New Haven Immigrants
New Haven Immigrants Coalition partners Junta for Progressive Action and Semilla Collective - Colectivo Semilla New Haven lead a Know Your Rights training, March 2025.
“During Inauguration Week people were posting about ICE sightings in multiple places in New Haven. Everyone was freaking out,” Santiago-Rojas says. “We posted a video on Instagram about how to properly post ICE sightings; we send people out to see if ICE is actually in the ‘hood, then we make a post if people send us photos and videos.” The social media posts include the Coalition’s rapid response number so that community members can get in touch with questions or information.
In late April, after several Know Your Rights training sessions, Semilla Collective held a “Train the Trainers” workshop with more than eighty volunteers hoping to become Know Your Rights trainers in attendance. “It was a lot of work, but in the end it was so worth it,” Santiago-Rojas says. “It’s a lot of information, but people were having a good time, asking a lot of questions. They practiced teaching each other and role-playing as ICE agents and immigrants at home, at work, in public, and while driving.”
While a few Hispanic families attended the workshop, Santiago-Rojas says that most participants were white. “The main reason for [immigrants] not showing up is because of fear. We canvassed in Fair Haven”—the heart of the immigrant community— “and a business owner said business was down [by 40 percent since Trump took office.”
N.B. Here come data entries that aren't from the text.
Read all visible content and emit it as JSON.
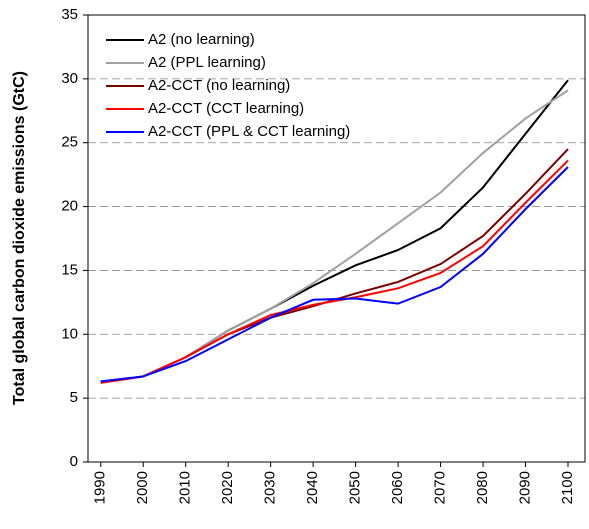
{
  "chart_data": {
    "type": "line",
    "ylabel": "Total global carbon dioxide emissions (GtC)",
    "x": [
      1990,
      2000,
      2010,
      2020,
      2030,
      2040,
      2050,
      2060,
      2070,
      2080,
      2090,
      2100
    ],
    "xlim": [
      1987,
      2104
    ],
    "xticks": [
      1990,
      2000,
      2010,
      2020,
      2030,
      2040,
      2050,
      2060,
      2070,
      2080,
      2090,
      2100
    ],
    "ylim": [
      0,
      35
    ],
    "yticks": [
      0,
      5,
      10,
      15,
      20,
      25,
      30,
      35
    ],
    "grid": true,
    "legend": "upper left",
    "series": [
      {
        "name": "A2 (no learning)",
        "color": "#000000",
        "values": [
          6.3,
          6.7,
          8.2,
          10.3,
          12.0,
          13.8,
          15.4,
          16.6,
          18.3,
          21.5,
          25.7,
          29.9
        ]
      },
      {
        "name": "A2 (PPL learning)",
        "color": "#a0a0a0",
        "values": [
          6.3,
          6.7,
          8.2,
          10.3,
          12.0,
          14.0,
          16.3,
          18.7,
          21.1,
          24.2,
          26.9,
          29.1
        ]
      },
      {
        "name": "A2-CCT (no learning)",
        "color": "#7a0000",
        "values": [
          6.2,
          6.7,
          8.2,
          10.0,
          11.3,
          12.2,
          13.2,
          14.1,
          15.5,
          17.7,
          21.0,
          24.5
        ]
      },
      {
        "name": "A2-CCT (CCT learning)",
        "color": "#ff0000",
        "values": [
          6.2,
          6.7,
          8.2,
          10.0,
          11.5,
          12.3,
          12.9,
          13.6,
          14.8,
          16.9,
          20.3,
          23.6
        ]
      },
      {
        "name": "A2-CCT (PPL & CCT learning)",
        "color": "#0000ff",
        "values": [
          6.3,
          6.7,
          7.9,
          9.6,
          11.3,
          12.7,
          12.8,
          12.4,
          13.7,
          16.3,
          19.8,
          23.1
        ]
      }
    ]
  }
}
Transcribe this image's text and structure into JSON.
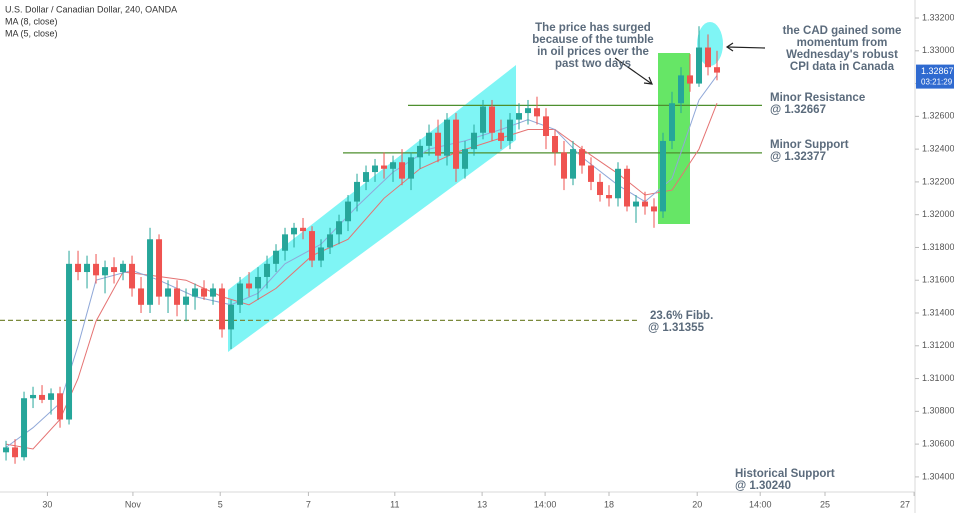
{
  "chart_data": {
    "type": "candlestick",
    "title": "U.S. Dollar / Canadian Dollar, 240, OANDA",
    "up_color": "#26a69a",
    "down_color": "#ef5350",
    "candles": [
      [
        1.3055,
        1.3062,
        1.305,
        1.3058
      ],
      [
        1.3058,
        1.3063,
        1.3048,
        1.3052
      ],
      [
        1.3052,
        1.3092,
        1.305,
        1.3088
      ],
      [
        1.3088,
        1.3095,
        1.3082,
        1.309
      ],
      [
        1.309,
        1.3096,
        1.3085,
        1.3087
      ],
      [
        1.3087,
        1.3094,
        1.3078,
        1.3091
      ],
      [
        1.3091,
        1.3095,
        1.307,
        1.3075
      ],
      [
        1.3075,
        1.3178,
        1.3072,
        1.317
      ],
      [
        1.317,
        1.3178,
        1.316,
        1.3165
      ],
      [
        1.3165,
        1.3175,
        1.3155,
        1.317
      ],
      [
        1.317,
        1.3176,
        1.3158,
        1.3163
      ],
      [
        1.3163,
        1.3172,
        1.3152,
        1.3168
      ],
      [
        1.3168,
        1.3174,
        1.3158,
        1.3165
      ],
      [
        1.3165,
        1.3172,
        1.316,
        1.317
      ],
      [
        1.317,
        1.3175,
        1.315,
        1.3155
      ],
      [
        1.3155,
        1.3162,
        1.314,
        1.3145
      ],
      [
        1.3145,
        1.3192,
        1.314,
        1.3185
      ],
      [
        1.3185,
        1.3188,
        1.3145,
        1.315
      ],
      [
        1.315,
        1.316,
        1.314,
        1.3155
      ],
      [
        1.3155,
        1.316,
        1.3138,
        1.3145
      ],
      [
        1.3145,
        1.3155,
        1.3135,
        1.315
      ],
      [
        1.315,
        1.3158,
        1.3142,
        1.3155
      ],
      [
        1.3155,
        1.316,
        1.3148,
        1.315
      ],
      [
        1.315,
        1.3158,
        1.3145,
        1.3155
      ],
      [
        1.3155,
        1.3158,
        1.3125,
        1.313
      ],
      [
        1.313,
        1.3148,
        1.3118,
        1.3145
      ],
      [
        1.3145,
        1.3162,
        1.314,
        1.3158
      ],
      [
        1.3158,
        1.3165,
        1.315,
        1.3155
      ],
      [
        1.3155,
        1.3168,
        1.3148,
        1.3162
      ],
      [
        1.3162,
        1.3175,
        1.3155,
        1.317
      ],
      [
        1.317,
        1.3182,
        1.3165,
        1.3178
      ],
      [
        1.3178,
        1.3192,
        1.3172,
        1.3188
      ],
      [
        1.3188,
        1.3195,
        1.318,
        1.3192
      ],
      [
        1.3192,
        1.3198,
        1.3185,
        1.319
      ],
      [
        1.319,
        1.3193,
        1.3168,
        1.3172
      ],
      [
        1.3172,
        1.3185,
        1.3168,
        1.318
      ],
      [
        1.318,
        1.3192,
        1.3176,
        1.3188
      ],
      [
        1.3188,
        1.32,
        1.3182,
        1.3196
      ],
      [
        1.3196,
        1.3212,
        1.319,
        1.3208
      ],
      [
        1.3208,
        1.3225,
        1.3202,
        1.322
      ],
      [
        1.322,
        1.323,
        1.3215,
        1.3226
      ],
      [
        1.3226,
        1.3234,
        1.322,
        1.323
      ],
      [
        1.323,
        1.3238,
        1.3222,
        1.3228
      ],
      [
        1.3228,
        1.3236,
        1.322,
        1.3232
      ],
      [
        1.3232,
        1.324,
        1.3218,
        1.3222
      ],
      [
        1.3222,
        1.3238,
        1.3215,
        1.3235
      ],
      [
        1.3235,
        1.3246,
        1.3228,
        1.3242
      ],
      [
        1.3242,
        1.3255,
        1.3236,
        1.325
      ],
      [
        1.325,
        1.3258,
        1.3232,
        1.3236
      ],
      [
        1.3236,
        1.3262,
        1.323,
        1.3258
      ],
      [
        1.3258,
        1.3262,
        1.322,
        1.3228
      ],
      [
        1.3228,
        1.3245,
        1.3222,
        1.324
      ],
      [
        1.324,
        1.3255,
        1.3236,
        1.325
      ],
      [
        1.325,
        1.327,
        1.3246,
        1.3266
      ],
      [
        1.3266,
        1.327,
        1.3245,
        1.325
      ],
      [
        1.325,
        1.3258,
        1.324,
        1.3245
      ],
      [
        1.3245,
        1.3262,
        1.324,
        1.3258
      ],
      [
        1.3258,
        1.3268,
        1.3252,
        1.3262
      ],
      [
        1.3262,
        1.327,
        1.3255,
        1.3265
      ],
      [
        1.3265,
        1.3272,
        1.3255,
        1.326
      ],
      [
        1.326,
        1.3265,
        1.324,
        1.3248
      ],
      [
        1.3248,
        1.3252,
        1.323,
        1.3238
      ],
      [
        1.3238,
        1.3245,
        1.3215,
        1.3222
      ],
      [
        1.3222,
        1.3245,
        1.3218,
        1.324
      ],
      [
        1.324,
        1.3242,
        1.3225,
        1.323
      ],
      [
        1.323,
        1.3235,
        1.3215,
        1.322
      ],
      [
        1.322,
        1.3225,
        1.3208,
        1.3212
      ],
      [
        1.3212,
        1.3218,
        1.3205,
        1.321
      ],
      [
        1.321,
        1.3232,
        1.3205,
        1.3228
      ],
      [
        1.3228,
        1.323,
        1.3202,
        1.3205
      ],
      [
        1.3205,
        1.3212,
        1.3195,
        1.3208
      ],
      [
        1.3208,
        1.3214,
        1.32,
        1.3205
      ],
      [
        1.3205,
        1.321,
        1.3192,
        1.3202
      ],
      [
        1.3202,
        1.325,
        1.3198,
        1.3245
      ],
      [
        1.3245,
        1.3275,
        1.324,
        1.3268
      ],
      [
        1.3268,
        1.329,
        1.3262,
        1.3285
      ],
      [
        1.3285,
        1.3298,
        1.3275,
        1.328
      ],
      [
        1.328,
        1.3315,
        1.3278,
        1.3302
      ],
      [
        1.3302,
        1.331,
        1.3285,
        1.329
      ],
      [
        1.329,
        1.33,
        1.3282,
        1.32867
      ]
    ],
    "series": [
      {
        "name": "MA (8, close)",
        "color": "#e57373",
        "x": [
          0,
          3,
          6,
          8,
          10,
          13,
          16,
          20,
          24,
          27,
          30,
          34,
          38,
          42,
          46,
          50,
          54,
          58,
          61,
          64,
          68,
          71,
          74,
          77,
          79
        ],
        "values": [
          1.306,
          1.3057,
          1.3075,
          1.31,
          1.3135,
          1.3165,
          1.3163,
          1.316,
          1.315,
          1.3145,
          1.3155,
          1.3175,
          1.3185,
          1.321,
          1.3228,
          1.3238,
          1.3245,
          1.3252,
          1.3252,
          1.324,
          1.3225,
          1.3212,
          1.3215,
          1.324,
          1.3268
        ]
      },
      {
        "name": "MA (5, close)",
        "color": "#90a8d8",
        "x": [
          0,
          3,
          6,
          8,
          10,
          14,
          17,
          21,
          25,
          28,
          31,
          35,
          39,
          43,
          47,
          51,
          55,
          58,
          61,
          64,
          68,
          71,
          74,
          77,
          79
        ],
        "values": [
          1.3058,
          1.307,
          1.3085,
          1.312,
          1.316,
          1.3166,
          1.316,
          1.315,
          1.3145,
          1.3152,
          1.317,
          1.3182,
          1.3205,
          1.3226,
          1.324,
          1.3245,
          1.3252,
          1.3258,
          1.3252,
          1.3235,
          1.3218,
          1.3208,
          1.3222,
          1.327,
          1.3285
        ]
      }
    ],
    "ylim": [
      1.3032,
      1.3331
    ],
    "yticks": [
      {
        "value": 1.304,
        "label": "1.30400"
      },
      {
        "value": 1.306,
        "label": "1.30600"
      },
      {
        "value": 1.308,
        "label": "1.30800"
      },
      {
        "value": 1.31,
        "label": "1.31000"
      },
      {
        "value": 1.312,
        "label": "1.31200"
      },
      {
        "value": 1.314,
        "label": "1.31400"
      },
      {
        "value": 1.316,
        "label": "1.31600"
      },
      {
        "value": 1.318,
        "label": "1.31800"
      },
      {
        "value": 1.32,
        "label": "1.32000"
      },
      {
        "value": 1.322,
        "label": "1.32200"
      },
      {
        "value": 1.324,
        "label": "1.32400"
      },
      {
        "value": 1.326,
        "label": "1.32600"
      },
      {
        "value": 1.328,
        "label": "1.32800"
      },
      {
        "value": 1.33,
        "label": "1.33000"
      },
      {
        "value": 1.332,
        "label": "1.33200"
      }
    ],
    "xlim": [
      -0.67,
      101
    ],
    "xticks": [
      {
        "value": 4.6,
        "label": "30"
      },
      {
        "value": 14.1,
        "label": "Nov"
      },
      {
        "value": 23.8,
        "label": "5"
      },
      {
        "value": 33.6,
        "label": "7"
      },
      {
        "value": 43.2,
        "label": "11"
      },
      {
        "value": 52.9,
        "label": "13"
      },
      {
        "value": 59.9,
        "label": "14:00"
      },
      {
        "value": 67,
        "label": "18"
      },
      {
        "value": 76.8,
        "label": "20"
      },
      {
        "value": 83.8,
        "label": "14:00"
      },
      {
        "value": 91,
        "label": "25"
      },
      {
        "value": 100.9,
        "label": "27"
      }
    ],
    "grid": false,
    "last_price": {
      "value": 1.32867,
      "label": "1.32867"
    },
    "countdown": "03:21:29",
    "levels": [
      {
        "value": 1.32667,
        "color": "#4e8f2e",
        "style": "solid"
      },
      {
        "value": 1.32377,
        "color": "#4e8f2e",
        "style": "solid"
      },
      {
        "value": 1.31355,
        "color": "#7b8a3c",
        "style": "dashed"
      }
    ],
    "annotations": [
      {
        "lines": [
          "The price has surged",
          "because of the tumble",
          "in oil prices over the",
          "past two days"
        ]
      },
      {
        "lines": [
          "the CAD gained some",
          "momentum from",
          "Wednesday's robust",
          "CPI data in Canada"
        ]
      },
      {
        "lines": [
          "Minor Resistance",
          "@ 1.32667"
        ]
      },
      {
        "lines": [
          "Minor Support",
          "@ 1.32377"
        ]
      },
      {
        "lines": [
          "23.6% Fibb.",
          "@ 1.31355"
        ]
      },
      {
        "lines": [
          "Historical Support",
          "@ 1.30240"
        ]
      }
    ]
  }
}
Santiago-Rojas says that living in a mixed status family under the Trump regime has not been easy. She says she carries a Red Card—a wallet-sized card commonly distributed throughout the country that lists immigrant rights and instructions in both Spanish and English for responding to ICE.
“My family is very well prepared,” she says. “We know our rights, and we know lawyers. We’re cautious about what we do. Unlike a lot of other immigrant families, we haven’t been staying home; we still do our regular things. We know so many people in New Haven will have our backs if anything happens. But it is kind of scary.”